Now, it’s easy for the likes of me to sit at my desk, perched smugly on the dry rock of principle, and criticise deals like this. I don’t have to get re-elected, or reappointed, or face an irate gang of steel lobbyists banging on my door, or prevent a dispute spilling into wider trade relations. But whenever Brussels gets dragged along with Washington’s plans to bash China, a little bit more of its image as a rule-following multilateralist crumbles into the Atlantic Ocean.
Charted waters
Oil prices rose after the Hamas attacks on Israel, but not massively, suggesting that for the moment investors are not pricing in a major regional conflict in the Middle East.
Trade links
Adam Tooze’s Chartbook is excellent on the long decline of the Gazan economy.
For those who like their climate and trade policy a bit more collaborative than the current US version, the Peterson Institute’s Chad Bown and Kimberly Clausing have come up with a way that the EU, US and China can work together.
The Berlin-based Merics think-tank has a big overview on China’s new economic strategy.
The IMF’s shareholder countries will agree to increase the fund’s firepower without (on this occasion) shifting voting power from high-income to middle-income countries, India’s finance minister said in an interview with the Atlantic Council think-tank. (I predicted this the other week.)
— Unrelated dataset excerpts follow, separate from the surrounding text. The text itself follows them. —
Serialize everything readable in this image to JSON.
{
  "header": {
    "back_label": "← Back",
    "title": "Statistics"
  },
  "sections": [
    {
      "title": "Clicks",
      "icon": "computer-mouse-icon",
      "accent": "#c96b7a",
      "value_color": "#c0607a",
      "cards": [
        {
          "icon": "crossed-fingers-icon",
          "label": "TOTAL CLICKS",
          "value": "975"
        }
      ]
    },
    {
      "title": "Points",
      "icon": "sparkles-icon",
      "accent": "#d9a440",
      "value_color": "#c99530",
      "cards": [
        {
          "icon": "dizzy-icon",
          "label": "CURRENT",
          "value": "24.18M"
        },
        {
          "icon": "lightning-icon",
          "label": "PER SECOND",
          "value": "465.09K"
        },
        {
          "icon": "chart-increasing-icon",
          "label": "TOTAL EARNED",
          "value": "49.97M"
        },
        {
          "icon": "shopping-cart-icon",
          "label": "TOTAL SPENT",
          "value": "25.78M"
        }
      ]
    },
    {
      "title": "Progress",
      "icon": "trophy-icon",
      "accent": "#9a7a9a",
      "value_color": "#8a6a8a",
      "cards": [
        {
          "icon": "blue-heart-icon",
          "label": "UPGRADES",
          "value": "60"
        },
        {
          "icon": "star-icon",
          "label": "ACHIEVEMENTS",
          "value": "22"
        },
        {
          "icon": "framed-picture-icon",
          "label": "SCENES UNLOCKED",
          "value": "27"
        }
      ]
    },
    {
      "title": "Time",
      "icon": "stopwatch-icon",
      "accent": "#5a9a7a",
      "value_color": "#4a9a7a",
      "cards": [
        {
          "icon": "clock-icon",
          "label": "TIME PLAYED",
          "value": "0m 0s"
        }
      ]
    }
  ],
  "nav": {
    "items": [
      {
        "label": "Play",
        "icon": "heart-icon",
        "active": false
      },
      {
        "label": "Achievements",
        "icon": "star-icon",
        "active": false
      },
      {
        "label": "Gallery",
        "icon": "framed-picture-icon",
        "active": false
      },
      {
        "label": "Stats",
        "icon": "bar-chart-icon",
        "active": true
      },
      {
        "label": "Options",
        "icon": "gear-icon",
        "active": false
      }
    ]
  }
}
FT colleague Peter Foster in the excellent Britain After Brexit newsletter points out the big hole in the UK Labour opposition’s growth plans — a better trading relationship with the EU.
The Wall Street Journal reports how China’s electric-vehicle manufacturers are investing in South Korea and Morocco, which have preferential trade agreements with the US, to be able to sell into the American market.